Sidney merkezli bağımsız bir ekonomist olan Nicki Hutley, Avustralya’daki çok az ekonomistin şu anda kilit olay olarak bir durgunluk (iki çeyrek üst üste negatif ekonomik büyüme) tahmin ettiğini söyledi. “Henüz orada olmazdım ama kesinlikle en az yüzde 50 şans olarak değerlendirirdim” dedi.
Avustralya, birçok açıdan uluslararası rakiplerinden daha iyi performans gösteriyor. Ücretler düşük kalmaya devam ediyor, ekonomi büyüyor ve işsizlik oranı yüzde 3,4 gibi rekor bir düşük seviyede. Ülke, halihazırda İngiltere ve Avrupa’yı vuran yüksek enerji fiyatları şokundan da daha az etkileniyor. Avustralyalılar tasarruflarını tüketim malları ve hizmetlerinde kullanmış olsa da, tüketici harcamaları da güçlü olmaya devam ediyor.
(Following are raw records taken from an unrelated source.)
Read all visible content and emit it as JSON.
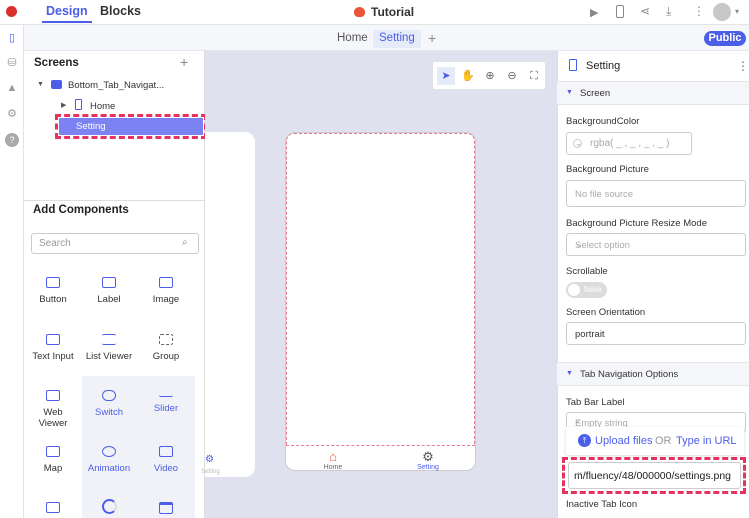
{
  "topbar": {
    "tabs": [
      "Design",
      "Blocks"
    ],
    "project_title": "Tutorial"
  },
  "subbar": {
    "screen_tabs": [
      "Home",
      "Setting"
    ],
    "add_symbol": "+",
    "public_label": "Public"
  },
  "screens_panel": {
    "title": "Screens",
    "add_symbol": "+",
    "root": "Bottom_Tab_Navigat...",
    "items": [
      "Home",
      "Setting"
    ]
  },
  "components_panel": {
    "title": "Add Components",
    "search_placeholder": "Search",
    "items": [
      "Button",
      "Label",
      "Image",
      "Text Input",
      "List Viewer",
      "Group",
      "Web Viewer",
      "Switch",
      "Slider",
      "Map",
      "Animation",
      "Video"
    ]
  },
  "canvas": {
    "left_phone_tab_label": "Setting",
    "nav": [
      "Home",
      "Setting"
    ]
  },
  "props": {
    "title": "Setting",
    "screen_section": "Screen",
    "bg_color_label": "BackgroundColor",
    "bg_color_value": "rgba( _ , _ , _ , _ )",
    "bg_picture_label": "Background Picture",
    "bg_picture_placeholder": "No file source",
    "resize_label": "Background Picture Resize Mode",
    "resize_placeholder": "Select option",
    "scrollable_label": "Scrollable",
    "scrollable_value": "false",
    "orientation_label": "Screen Orientation",
    "orientation_value": "portrait",
    "tab_section": "Tab Navigation Options",
    "tab_bar_label": "Tab Bar Label",
    "tab_bar_placeholder": "Empty string",
    "upload_label": "Upload files",
    "or_label": "OR",
    "type_url_label": "Type in URL",
    "url_value": "m/fluency/48/000000/settings.png",
    "clear_symbol": "×",
    "inactive_icon_label": "Inactive Tab Icon"
  },
  "colors": {
    "accent": "#4b5ee8",
    "highlight_dash": "#e5335f",
    "canvas_bg": "#dfe2ee"
  }
}
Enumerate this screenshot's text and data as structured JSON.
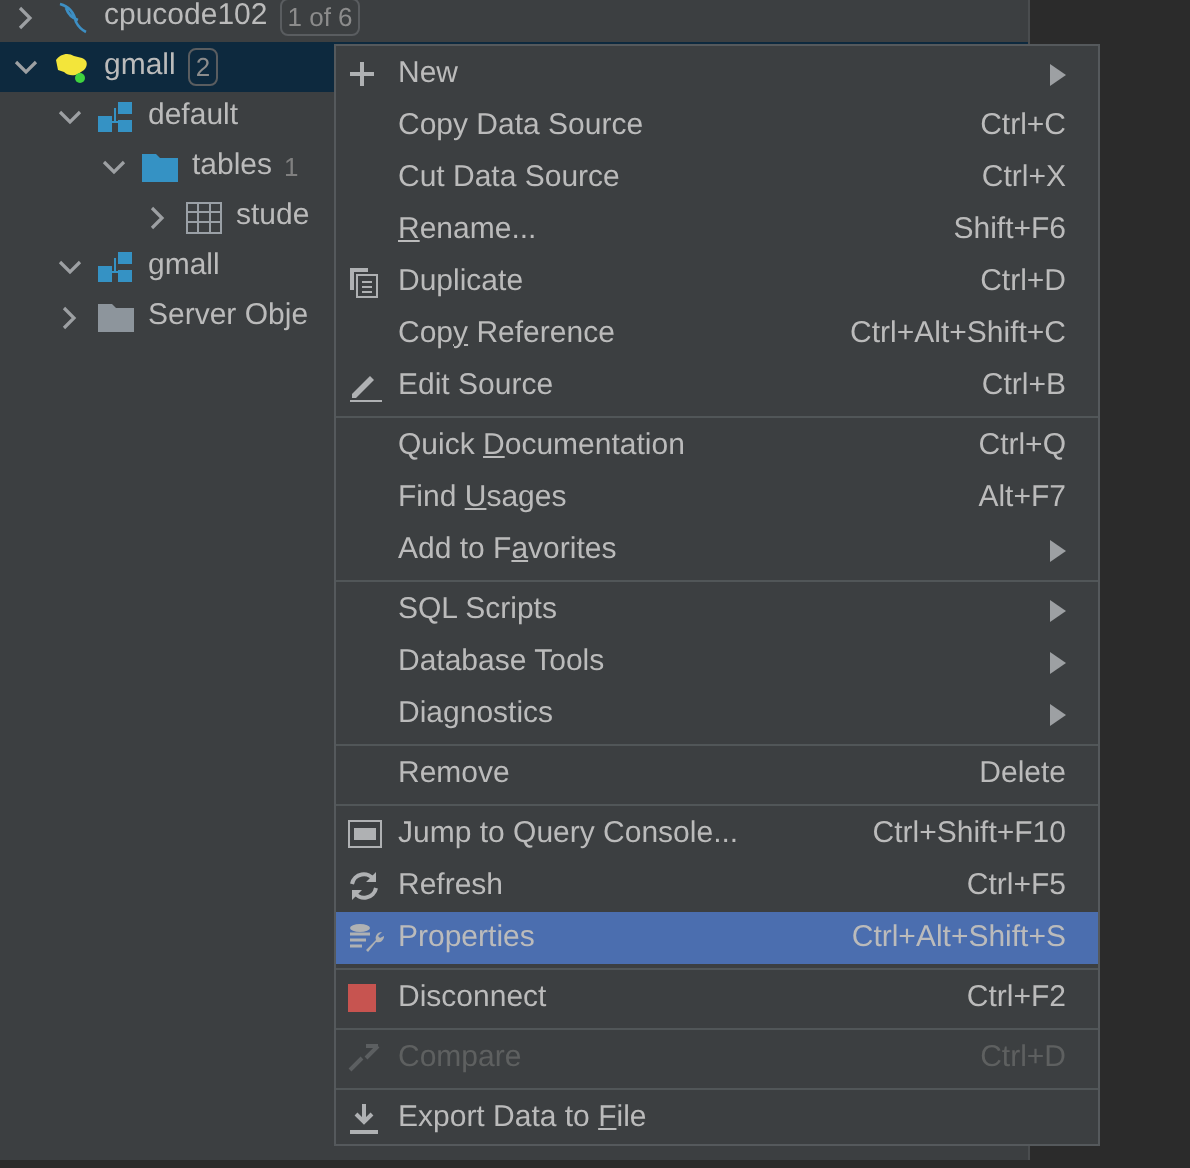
{
  "tree": [
    {
      "label": "cpucode102",
      "badge": "1 of 6",
      "kind": "mysql-connection",
      "expanded": false,
      "selected": false
    },
    {
      "label": "gmall",
      "badge": "2",
      "kind": "hive-connection",
      "expanded": true,
      "selected": true,
      "children": [
        {
          "label": "default",
          "kind": "schema",
          "expanded": true,
          "selected": false,
          "children": [
            {
              "label": "tables",
              "count": "1",
              "kind": "folder",
              "expanded": true,
              "selected": false,
              "children": [
                {
                  "label": "stude",
                  "kind": "table",
                  "expanded": false,
                  "selected": false
                }
              ]
            }
          ]
        },
        {
          "label": "gmall",
          "kind": "schema",
          "expanded": true,
          "selected": false
        },
        {
          "label": "Server Obje",
          "kind": "objects",
          "expanded": false,
          "selected": false
        }
      ]
    }
  ],
  "context_menu": [
    {
      "kind": "new",
      "label": "New",
      "submenu": true,
      "selected": false,
      "disabled": false
    },
    {
      "kind": "plain",
      "label": "Copy Data Source",
      "shortcut": "Ctrl+C",
      "submenu": false,
      "selected": false,
      "disabled": false
    },
    {
      "kind": "plain",
      "label": "Cut Data Source",
      "shortcut": "Ctrl+X",
      "submenu": false,
      "selected": false,
      "disabled": false
    },
    {
      "kind": "plain",
      "label": {
        "mnemonic": "R",
        "after": "ename..."
      },
      "shortcut": "Shift+F6",
      "submenu": false,
      "selected": false,
      "disabled": false
    },
    {
      "kind": "duplicate",
      "label": "Duplicate",
      "shortcut": "Ctrl+D",
      "submenu": false,
      "selected": false,
      "disabled": false
    },
    {
      "kind": "plain",
      "label": {
        "before": "Cop",
        "mnemonic": "y",
        "after": " Reference"
      },
      "shortcut": "Ctrl+Alt+Shift+C",
      "submenu": false,
      "selected": false,
      "disabled": false
    },
    {
      "kind": "edit",
      "label": "Edit Source",
      "shortcut": "Ctrl+B",
      "submenu": false,
      "selected": false,
      "disabled": false
    },
    {
      "kind": "separator"
    },
    {
      "kind": "plain",
      "label": {
        "before": "Quick ",
        "mnemonic": "D",
        "after": "ocumentation"
      },
      "shortcut": "Ctrl+Q",
      "submenu": false,
      "selected": false,
      "disabled": false
    },
    {
      "kind": "plain",
      "label": {
        "before": "Find ",
        "mnemonic": "U",
        "after": "sages"
      },
      "shortcut": "Alt+F7",
      "submenu": false,
      "selected": false,
      "disabled": false
    },
    {
      "kind": "plain",
      "label": {
        "before": "Add to F",
        "mnemonic": "a",
        "after": "vorites"
      },
      "submenu": true,
      "selected": false,
      "disabled": false
    },
    {
      "kind": "separator"
    },
    {
      "kind": "plain",
      "label": "SQL Scripts",
      "submenu": true,
      "selected": false,
      "disabled": false
    },
    {
      "kind": "plain",
      "label": "Database Tools",
      "submenu": true,
      "selected": false,
      "disabled": false
    },
    {
      "kind": "plain",
      "label": "Diagnostics",
      "submenu": true,
      "selected": false,
      "disabled": false
    },
    {
      "kind": "separator"
    },
    {
      "kind": "plain",
      "label": "Remove",
      "shortcut": "Delete",
      "submenu": false,
      "selected": false,
      "disabled": false
    },
    {
      "kind": "separator"
    },
    {
      "kind": "console",
      "label": "Jump to Query Console...",
      "shortcut": "Ctrl+Shift+F10",
      "submenu": false,
      "selected": false,
      "disabled": false
    },
    {
      "kind": "refresh",
      "label": "Refresh",
      "shortcut": "Ctrl+F5",
      "submenu": false,
      "selected": false,
      "disabled": false
    },
    {
      "kind": "properties",
      "label": "Properties",
      "shortcut": "Ctrl+Alt+Shift+S",
      "submenu": false,
      "selected": true,
      "disabled": false
    },
    {
      "kind": "separator"
    },
    {
      "kind": "disconnect",
      "label": "Disconnect",
      "shortcut": "Ctrl+F2",
      "submenu": false,
      "selected": false,
      "disabled": false
    },
    {
      "kind": "separator"
    },
    {
      "kind": "compare",
      "label": "Compare",
      "shortcut": "Ctrl+D",
      "submenu": false,
      "selected": false,
      "disabled": true
    },
    {
      "kind": "separator"
    },
    {
      "kind": "export",
      "label": {
        "before": "Export Data to ",
        "mnemonic": "F",
        "after": "ile"
      },
      "submenu": false,
      "selected": false,
      "disabled": false
    }
  ]
}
Avustralya Rezerv Bankası, Aralık ayında sona eren yıl için yıllık yaklaşık yüzde 8’lik bir enflasyon oranı tahmin ediyor, bu oran 2023’ün sonunda yüzde 4,7’ye düşecek ve gelecek yılın sonuna kadar yüzde 2 ila 3’lük hedefin biraz üzerine düşecek. .
Geçen yıl, Avustralya Hazine Bakanı Jim Chalmers, ekonominin “denizaşırı ülkelerden gelen güçlü ters rüzgarlar ve Avustralyalı aileler ve işletmeler üzerindeki önemli ve artan baskı karşısında sağlam bir performans gösterdiğini” söyledi.
Ancak ufukta fırtına bulutları toplanıyor.
Hutley, “Teknik bir durgunluk olsun ya da olmasın, önümüzde kesinlikle zor zamanlar olacak, ekonomi yavaşlayacak ve insanlar bunu fark edecek” dedi. “Pek çok hane bunu zorlaştıracak ve az sayıda hane bunu özellikle zorlaştıracak.”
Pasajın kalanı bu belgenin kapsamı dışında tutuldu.